Today, even regular users should be careful and obsessive about security issues so that they can protect their information security on different devices and their privacy. In this article, we will focus on different aspects of security issues. So, we first examine the security requirements, and then we will go over what we need to protect against whom and by what methods.
Security goals and requirements
All security measures try to protect your information with four primary goals: Confidentiality, Integrity, availability, and Authenticity.
- Confidentiality: Contrary to what is sometimes in the minds of users, information must remain hidden unless one or more users have to access them. In other words, the data should be confidential unless the owner of the information wants to allow certain people to view or edit them for some reason. As a result, the data will only be accessible to specific users, thus protecting information from unauthorized persons.
- Integrity: Information should be immune from any unauthorized manipulation. In other words, no unauthorized user should be able to edit and change the content of the information. Editing the data involves changing the content of the data, deleting it, moving it, or adding false data to the original content.
- Availability: Information should always be available for people who are authorized to access it. Various security measures are trying to prevent actions that disrupt access to information or make data unusable. In this way, unauthorized users can't interfere with the function of the system, so that it refuses to deliver proper service to authorized users (Denial of Service).
- Authenticity: In the area of information security, the credibility of the information itself as well as the users who are trying to access them, is measured. The authenticity of the information indicates that data hasn't been exposed to unauthorized manipulation or change when transmitting between different parts of a system. On the other hand, users also prove their authenticity by providing credentials (usually a username and password).
In the security topics, anyone who is trying to access other information unauthorizedly is known as an attacker or intruder. The motive of this person can vary from simple issues such as humor or sly to the level of international crime and extortion. A group of these attackers only try to eavesdropping and reading the information, while another group is trying to change the data in a way. The most common attempts to infiltrate are:
- Random attempts by non-technical users: In this case, people who do not have a specific technical skill, try to view other people's information simply by using a random situation like using shared devices.

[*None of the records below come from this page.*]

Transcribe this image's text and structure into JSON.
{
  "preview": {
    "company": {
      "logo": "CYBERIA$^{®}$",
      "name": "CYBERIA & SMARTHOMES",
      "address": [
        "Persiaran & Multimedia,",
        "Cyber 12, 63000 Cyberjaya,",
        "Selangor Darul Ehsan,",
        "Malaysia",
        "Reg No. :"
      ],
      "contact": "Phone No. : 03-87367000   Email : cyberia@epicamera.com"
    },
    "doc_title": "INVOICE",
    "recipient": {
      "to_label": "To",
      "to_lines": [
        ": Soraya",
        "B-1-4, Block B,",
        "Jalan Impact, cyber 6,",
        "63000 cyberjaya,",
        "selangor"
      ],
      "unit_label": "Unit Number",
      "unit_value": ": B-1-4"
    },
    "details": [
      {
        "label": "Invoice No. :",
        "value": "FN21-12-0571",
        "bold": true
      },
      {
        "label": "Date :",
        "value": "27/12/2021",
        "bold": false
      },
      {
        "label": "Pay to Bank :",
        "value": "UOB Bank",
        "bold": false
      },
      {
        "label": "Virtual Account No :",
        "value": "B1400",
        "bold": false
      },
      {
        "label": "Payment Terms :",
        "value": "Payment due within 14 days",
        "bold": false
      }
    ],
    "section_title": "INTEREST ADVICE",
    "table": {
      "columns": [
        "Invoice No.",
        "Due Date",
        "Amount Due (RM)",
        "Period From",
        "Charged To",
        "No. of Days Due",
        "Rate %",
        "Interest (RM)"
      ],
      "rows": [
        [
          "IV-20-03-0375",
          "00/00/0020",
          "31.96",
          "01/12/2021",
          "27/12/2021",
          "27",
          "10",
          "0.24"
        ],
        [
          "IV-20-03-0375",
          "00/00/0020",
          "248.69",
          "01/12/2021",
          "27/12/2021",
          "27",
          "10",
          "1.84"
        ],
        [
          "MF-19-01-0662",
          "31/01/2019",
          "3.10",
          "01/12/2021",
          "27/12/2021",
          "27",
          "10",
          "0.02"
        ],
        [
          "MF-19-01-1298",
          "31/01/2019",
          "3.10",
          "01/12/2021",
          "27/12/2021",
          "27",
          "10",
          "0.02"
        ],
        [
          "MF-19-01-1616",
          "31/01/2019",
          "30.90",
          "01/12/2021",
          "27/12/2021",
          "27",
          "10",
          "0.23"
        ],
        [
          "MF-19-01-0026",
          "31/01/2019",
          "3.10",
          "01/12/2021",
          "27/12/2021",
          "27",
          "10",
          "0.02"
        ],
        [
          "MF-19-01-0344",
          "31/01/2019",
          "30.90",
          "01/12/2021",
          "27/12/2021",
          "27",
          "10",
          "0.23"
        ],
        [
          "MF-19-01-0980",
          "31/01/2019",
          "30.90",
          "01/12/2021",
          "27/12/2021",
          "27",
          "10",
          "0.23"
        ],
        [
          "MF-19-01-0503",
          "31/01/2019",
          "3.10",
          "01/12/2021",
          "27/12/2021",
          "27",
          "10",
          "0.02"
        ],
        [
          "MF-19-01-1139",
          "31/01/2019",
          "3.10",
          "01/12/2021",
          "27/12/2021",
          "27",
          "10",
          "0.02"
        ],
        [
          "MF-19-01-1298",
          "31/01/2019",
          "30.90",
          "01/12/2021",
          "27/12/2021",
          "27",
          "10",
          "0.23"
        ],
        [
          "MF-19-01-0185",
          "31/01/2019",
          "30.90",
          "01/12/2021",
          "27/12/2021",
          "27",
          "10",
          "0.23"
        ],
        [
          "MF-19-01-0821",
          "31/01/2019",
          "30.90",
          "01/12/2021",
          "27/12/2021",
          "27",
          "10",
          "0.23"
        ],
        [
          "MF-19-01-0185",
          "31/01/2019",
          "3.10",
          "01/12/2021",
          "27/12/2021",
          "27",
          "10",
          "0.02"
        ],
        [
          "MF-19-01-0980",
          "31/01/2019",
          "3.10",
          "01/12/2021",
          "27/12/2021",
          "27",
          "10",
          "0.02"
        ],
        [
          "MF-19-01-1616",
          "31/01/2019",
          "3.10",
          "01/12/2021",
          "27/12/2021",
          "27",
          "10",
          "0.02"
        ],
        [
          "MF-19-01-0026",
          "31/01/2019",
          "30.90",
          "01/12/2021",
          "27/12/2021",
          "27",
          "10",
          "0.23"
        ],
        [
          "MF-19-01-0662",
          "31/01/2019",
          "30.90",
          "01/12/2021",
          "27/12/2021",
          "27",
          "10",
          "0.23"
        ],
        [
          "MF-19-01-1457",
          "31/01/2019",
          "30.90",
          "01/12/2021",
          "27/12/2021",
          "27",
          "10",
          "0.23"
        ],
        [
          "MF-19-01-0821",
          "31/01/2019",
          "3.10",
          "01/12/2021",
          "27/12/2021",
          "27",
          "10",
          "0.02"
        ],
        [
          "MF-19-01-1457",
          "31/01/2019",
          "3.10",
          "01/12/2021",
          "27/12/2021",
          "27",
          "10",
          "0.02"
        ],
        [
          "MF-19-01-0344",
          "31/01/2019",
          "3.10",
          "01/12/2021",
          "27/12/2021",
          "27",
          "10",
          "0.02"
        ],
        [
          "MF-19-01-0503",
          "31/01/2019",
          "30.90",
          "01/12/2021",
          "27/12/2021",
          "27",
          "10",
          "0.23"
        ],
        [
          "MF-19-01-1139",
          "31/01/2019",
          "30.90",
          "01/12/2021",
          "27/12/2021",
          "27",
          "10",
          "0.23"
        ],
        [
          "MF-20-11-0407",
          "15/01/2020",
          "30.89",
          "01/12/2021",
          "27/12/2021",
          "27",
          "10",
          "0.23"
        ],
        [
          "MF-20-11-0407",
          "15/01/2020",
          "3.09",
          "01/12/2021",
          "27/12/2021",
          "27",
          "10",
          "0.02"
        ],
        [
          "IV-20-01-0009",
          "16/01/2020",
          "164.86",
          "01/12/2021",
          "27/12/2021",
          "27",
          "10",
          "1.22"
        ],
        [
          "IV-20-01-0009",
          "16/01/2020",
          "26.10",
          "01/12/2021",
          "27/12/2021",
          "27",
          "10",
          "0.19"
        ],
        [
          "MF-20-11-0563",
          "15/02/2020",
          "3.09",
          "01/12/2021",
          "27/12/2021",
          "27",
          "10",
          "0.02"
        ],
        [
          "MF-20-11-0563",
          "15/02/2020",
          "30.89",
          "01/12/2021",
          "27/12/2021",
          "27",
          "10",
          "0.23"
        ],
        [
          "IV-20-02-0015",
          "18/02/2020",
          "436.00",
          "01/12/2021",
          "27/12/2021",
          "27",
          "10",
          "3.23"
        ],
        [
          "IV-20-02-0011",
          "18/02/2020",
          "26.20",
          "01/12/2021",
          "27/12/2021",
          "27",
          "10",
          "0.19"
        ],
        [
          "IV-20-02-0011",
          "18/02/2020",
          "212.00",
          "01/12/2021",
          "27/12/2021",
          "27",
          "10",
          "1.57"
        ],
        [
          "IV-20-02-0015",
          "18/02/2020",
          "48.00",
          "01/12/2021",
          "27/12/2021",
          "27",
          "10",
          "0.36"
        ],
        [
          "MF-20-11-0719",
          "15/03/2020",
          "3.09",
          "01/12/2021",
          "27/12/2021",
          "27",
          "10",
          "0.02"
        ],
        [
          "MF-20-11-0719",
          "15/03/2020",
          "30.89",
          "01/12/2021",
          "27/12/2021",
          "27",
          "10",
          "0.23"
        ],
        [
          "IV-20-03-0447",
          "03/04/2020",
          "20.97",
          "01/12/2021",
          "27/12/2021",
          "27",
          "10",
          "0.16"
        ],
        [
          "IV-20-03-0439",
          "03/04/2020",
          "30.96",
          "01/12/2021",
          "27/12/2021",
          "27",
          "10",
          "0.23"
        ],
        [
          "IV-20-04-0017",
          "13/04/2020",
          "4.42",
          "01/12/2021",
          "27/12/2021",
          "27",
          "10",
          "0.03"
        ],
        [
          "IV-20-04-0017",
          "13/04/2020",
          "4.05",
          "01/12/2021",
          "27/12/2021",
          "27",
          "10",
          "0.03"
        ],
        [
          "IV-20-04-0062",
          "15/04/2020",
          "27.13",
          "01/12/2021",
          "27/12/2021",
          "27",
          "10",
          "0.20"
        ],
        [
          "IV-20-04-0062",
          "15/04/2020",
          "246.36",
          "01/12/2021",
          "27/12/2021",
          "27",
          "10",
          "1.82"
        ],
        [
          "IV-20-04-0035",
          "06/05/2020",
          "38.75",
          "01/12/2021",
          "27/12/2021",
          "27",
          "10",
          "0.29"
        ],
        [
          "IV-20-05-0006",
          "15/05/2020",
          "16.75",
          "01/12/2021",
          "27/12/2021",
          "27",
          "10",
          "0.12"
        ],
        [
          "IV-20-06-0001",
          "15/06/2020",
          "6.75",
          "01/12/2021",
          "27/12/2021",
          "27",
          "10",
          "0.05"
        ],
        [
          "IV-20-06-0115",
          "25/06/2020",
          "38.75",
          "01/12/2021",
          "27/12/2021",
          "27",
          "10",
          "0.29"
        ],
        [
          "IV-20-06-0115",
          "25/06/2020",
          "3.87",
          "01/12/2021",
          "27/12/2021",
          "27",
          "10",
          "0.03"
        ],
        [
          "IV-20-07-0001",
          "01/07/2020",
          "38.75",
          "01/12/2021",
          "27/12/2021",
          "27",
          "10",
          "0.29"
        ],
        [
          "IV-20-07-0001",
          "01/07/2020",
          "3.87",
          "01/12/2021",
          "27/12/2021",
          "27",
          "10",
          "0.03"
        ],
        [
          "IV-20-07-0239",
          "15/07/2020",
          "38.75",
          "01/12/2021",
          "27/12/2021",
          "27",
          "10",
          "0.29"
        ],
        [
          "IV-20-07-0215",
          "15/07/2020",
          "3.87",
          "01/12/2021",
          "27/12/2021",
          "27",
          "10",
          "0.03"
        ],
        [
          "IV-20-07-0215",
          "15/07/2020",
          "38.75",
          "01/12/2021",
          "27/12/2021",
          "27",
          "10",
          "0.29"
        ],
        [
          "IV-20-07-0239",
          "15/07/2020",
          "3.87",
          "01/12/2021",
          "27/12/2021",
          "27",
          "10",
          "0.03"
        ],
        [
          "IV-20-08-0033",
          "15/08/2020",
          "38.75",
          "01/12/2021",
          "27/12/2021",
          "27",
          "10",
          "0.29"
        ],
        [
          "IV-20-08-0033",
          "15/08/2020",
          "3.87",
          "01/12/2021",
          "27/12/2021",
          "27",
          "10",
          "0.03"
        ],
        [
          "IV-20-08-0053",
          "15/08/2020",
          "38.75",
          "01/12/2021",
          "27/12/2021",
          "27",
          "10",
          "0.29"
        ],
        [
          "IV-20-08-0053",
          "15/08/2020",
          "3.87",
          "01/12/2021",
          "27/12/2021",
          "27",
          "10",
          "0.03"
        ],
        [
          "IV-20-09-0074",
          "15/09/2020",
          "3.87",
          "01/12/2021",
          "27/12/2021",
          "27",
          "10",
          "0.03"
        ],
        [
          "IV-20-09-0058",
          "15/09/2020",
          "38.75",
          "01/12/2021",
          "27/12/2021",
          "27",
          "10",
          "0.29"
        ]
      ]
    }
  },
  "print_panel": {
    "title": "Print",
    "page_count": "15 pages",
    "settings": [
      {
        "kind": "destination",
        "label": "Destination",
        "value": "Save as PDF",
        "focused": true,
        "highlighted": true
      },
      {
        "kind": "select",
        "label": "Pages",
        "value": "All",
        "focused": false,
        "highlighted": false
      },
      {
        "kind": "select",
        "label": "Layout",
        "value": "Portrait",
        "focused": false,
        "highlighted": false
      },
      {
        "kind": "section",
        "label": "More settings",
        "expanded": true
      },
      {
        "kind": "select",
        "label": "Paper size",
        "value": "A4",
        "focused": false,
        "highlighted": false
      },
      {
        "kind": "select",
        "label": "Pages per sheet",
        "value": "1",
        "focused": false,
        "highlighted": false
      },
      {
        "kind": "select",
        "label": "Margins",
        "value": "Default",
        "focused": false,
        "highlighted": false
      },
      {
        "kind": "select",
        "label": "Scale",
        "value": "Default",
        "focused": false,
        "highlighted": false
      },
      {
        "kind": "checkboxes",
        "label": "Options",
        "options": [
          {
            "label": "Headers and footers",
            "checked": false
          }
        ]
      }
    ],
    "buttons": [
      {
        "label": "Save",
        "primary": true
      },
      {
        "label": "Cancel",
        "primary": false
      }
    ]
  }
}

- Internal users threats: In this case, people who work within an organization and have access to systems, by relying on their skills, try to access sections that are not normally accessible to them. These efforts are often carried out for the sake of curiosity or as a challenge to prove their skills. However, in some cases, there are also motivations such as spying on information, sabotage or retaliation in this regard.
- Efforts to earn money: In this case, the attackers are trying to access funds in various ways (such as bank accounts) and steal money. Also, in another common method, the attackers put their victims under pressure in various ways (such as encryption of victim information) and force the victim to pay a ransom.
- Political attempts to attack military or government information: This includes attempts by hostile governments against each other and follows entirely political motives.
Methods of protection against threats
As with the real world, the general rule "better prevention than treatment," also applies to information protection. In short, the best way to protect information security is to prevent unauthorized access to them or penetration of various security threats to the system. Still, as in the real world, prevention is not always successful, and sometimes threats succeed in trying to penetrate the system. Three security approaches must be implemented in each system so that it can neutralize any threat that has entered the system for any reason:
- Detection: The ability of the system to determine if there is a threat or infection inside the system.
- Identification: Precise recognition of threats and infections with the aim of neutralizing their effects and also cleaning them.
- Removal: Clearing and removing all threats from the system in such a way that they no longer can perform their intended task or spread to other systems.
In order to implement the abovementioned measures in the most effective way possible, it is advisable to design security in multiple layers. In this way, if a layer fails to neutralize the threat, next layer will still have the chance of success and protect the information. In the security design, the following components are implemented in the defense layers. Each of these components can be implemented as a hardware, software, or function in a software application:
- Firewall: A hardware or software tool that monitors the flow of information to and from your system (or your network). If a packet conflicts with the filters defined in each of the input or output streams, the firewall will drop it.
- Intrusion Detection System: The task of this system is to collect and analyze a system or network information to identify external or internal security breaches.
- Antiviruses: If for any reason, defense systems fail to prevent the intrusion of threats and infections to the system, the antivirus will take the responsibility of identifying and removing them. Regular updates of antiviruses are one of the essential requirements for their use in order to protect the information against the latest identified threats.